The problem with extending the mouthpiece that way is the Reynolds Number - you don't want to end up with turbulent flow in the tube or that creates noise in the sensor. There's not actually one hole that you blow into, there are two, one for the air flow and one to sample the air pressure in your mouth cavity, where it is still 'clean' and free from turbulence noise. The reason that your throat doesn't produce such turbulence as you breathe in and out is because it has a larger diameter and hence a lower Reynolds Number (although you can still hear the onset of such turbulence if you open your mouth and breathe in or out very quickly), as soon as we have to put the breath into a small tube that's all out of the window.

You might get some mileage out of some suitable tube though, it's probably worth seeking some out and having a go. If you do experiment please let us know the results here. I'd probably play about with some thin walled rubber tube with a coil of deformable wire (say 0.75mm nickel-chrome or soft iron) wrapped around it for stiffness (you could make the coil by wrapping the wire around a piece of suitably sized wooden dowel as a former). It would look pretty ugly, but might let you try new shapes out.

Probably the best option is still to make another tube suitable for that playing position - it's quite possible to make other tubes, just a bit expensive.

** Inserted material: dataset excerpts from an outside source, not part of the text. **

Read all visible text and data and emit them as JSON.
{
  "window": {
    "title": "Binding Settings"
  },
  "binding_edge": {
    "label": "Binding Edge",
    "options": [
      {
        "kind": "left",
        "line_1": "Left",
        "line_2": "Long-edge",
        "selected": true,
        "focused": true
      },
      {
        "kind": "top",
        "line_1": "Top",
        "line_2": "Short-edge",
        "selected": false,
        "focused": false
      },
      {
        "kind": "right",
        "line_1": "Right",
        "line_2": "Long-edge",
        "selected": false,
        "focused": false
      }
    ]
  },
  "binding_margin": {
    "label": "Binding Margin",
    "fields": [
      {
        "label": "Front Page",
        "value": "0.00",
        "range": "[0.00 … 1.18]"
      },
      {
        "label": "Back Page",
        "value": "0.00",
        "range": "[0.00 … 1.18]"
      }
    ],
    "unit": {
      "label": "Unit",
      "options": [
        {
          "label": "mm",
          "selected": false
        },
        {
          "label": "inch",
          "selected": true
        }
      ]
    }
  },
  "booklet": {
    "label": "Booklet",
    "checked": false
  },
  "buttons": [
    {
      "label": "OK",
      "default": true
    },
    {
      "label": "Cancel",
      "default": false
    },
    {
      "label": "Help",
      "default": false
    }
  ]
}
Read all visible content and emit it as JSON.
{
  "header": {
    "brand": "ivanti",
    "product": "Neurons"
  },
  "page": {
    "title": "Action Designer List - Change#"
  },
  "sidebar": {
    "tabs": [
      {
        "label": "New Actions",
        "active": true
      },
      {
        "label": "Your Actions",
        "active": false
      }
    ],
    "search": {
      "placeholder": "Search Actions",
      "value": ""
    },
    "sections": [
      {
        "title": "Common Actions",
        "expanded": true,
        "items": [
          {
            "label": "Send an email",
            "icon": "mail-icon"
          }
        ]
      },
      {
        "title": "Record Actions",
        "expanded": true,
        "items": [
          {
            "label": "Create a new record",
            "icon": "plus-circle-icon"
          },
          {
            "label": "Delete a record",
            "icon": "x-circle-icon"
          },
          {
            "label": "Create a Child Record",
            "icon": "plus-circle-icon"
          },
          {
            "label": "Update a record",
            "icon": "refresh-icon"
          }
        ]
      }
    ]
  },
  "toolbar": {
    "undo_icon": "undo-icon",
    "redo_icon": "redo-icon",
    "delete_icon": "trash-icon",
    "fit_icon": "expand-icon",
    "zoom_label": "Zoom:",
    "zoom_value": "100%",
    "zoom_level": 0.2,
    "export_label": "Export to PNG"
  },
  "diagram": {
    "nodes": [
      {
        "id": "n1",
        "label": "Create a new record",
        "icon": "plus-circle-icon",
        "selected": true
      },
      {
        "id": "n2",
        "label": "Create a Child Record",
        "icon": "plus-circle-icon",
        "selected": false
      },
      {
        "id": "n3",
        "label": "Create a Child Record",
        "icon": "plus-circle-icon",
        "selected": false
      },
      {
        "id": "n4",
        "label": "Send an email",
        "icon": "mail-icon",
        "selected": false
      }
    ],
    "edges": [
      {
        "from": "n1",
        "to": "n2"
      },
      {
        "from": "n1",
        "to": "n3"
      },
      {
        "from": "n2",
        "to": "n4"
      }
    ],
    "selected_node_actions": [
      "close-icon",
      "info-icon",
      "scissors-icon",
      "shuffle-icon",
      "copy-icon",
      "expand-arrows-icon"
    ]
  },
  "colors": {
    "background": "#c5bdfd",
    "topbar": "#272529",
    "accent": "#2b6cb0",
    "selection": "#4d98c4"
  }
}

Once again, if enough people can get together to make it worth doing (and can agree on the shape that's wanted), we'll do it.

John


written by: dhjdhj

Wed, 11 Jul 2012 13:28:37 +0100 BST

Thanks, John. I'm not much of a handyman (we are a family where, after I repair something, my wife hires a handyman to repair my repair) but I'd like to try this if I can make it work easily.

Where would I get the kind of tubing your talking about (and that wire) --- is it something that would be available at a regular hardware store?


written by: john

Wed, 18 Jul 2012 11:53:58 +0100 BST

Hi David

I'm afraid I have no idea where you'd get those materials in the US. Here in the UK soft iron wire can be obtained from agricultural suppliers (it's used in fencing) and tubing can be bought from either lab supply companies (for high grade stuff) or plumbers. We have a really good company here in the UK called RS Components that sells all this sort of thing (they have an absolutely vast catalogue of electronic and engineering supplies) but unfortunately I know that you don't have any kind of equivalent in the US. Google, as ever in this kind of thing, is your friend.

If you're a bit 'handyman challenged' then it might be a good idea for you to seek out a friendly local engineer. It might also make a great high school project for a local kid who's interested in that sort of thing, it's full of interesting problems, involves music and has some good physics (turbulent flow) as well. If you can find one and they write to me, I'll loan them a Pico to experiment with.

John


written by: stuwyatt

Wed, 18 Jul 2012 17:01:34 +0100 BST

Thanks for all the advice in this thread. I was looking for a way to extend the tau's breath pipe so that I can play with the tau in a horizontal position - i.e. on top of a keyboard, and was going to go down the route of extending it with silicon tubing. John thankfully saved me from such a wasteful venture.

I didn't realise that the breath control of the eigenharp was so complicated. I've never been a huge wind player, so I have a lot of potential control to discover and master with the Tau + VSTi's.

It looks like I'm going to have to rethink my preferred playing position for now, and might go down the route of a fixed stand that supports the eigenharp in a firm position that's compatible with my body screwups.

Needless to say, I'm going to be keeping a very close eye on this thread. :)


written by: dhjdhj

Wed, 18 Jul 2012 17:36:32 +0100 BST

John, is the Pico mouthpiece identical to the alpha mouthpiece?

That's an excellent idea about schools, I have some connections into a science focused high school in NYC.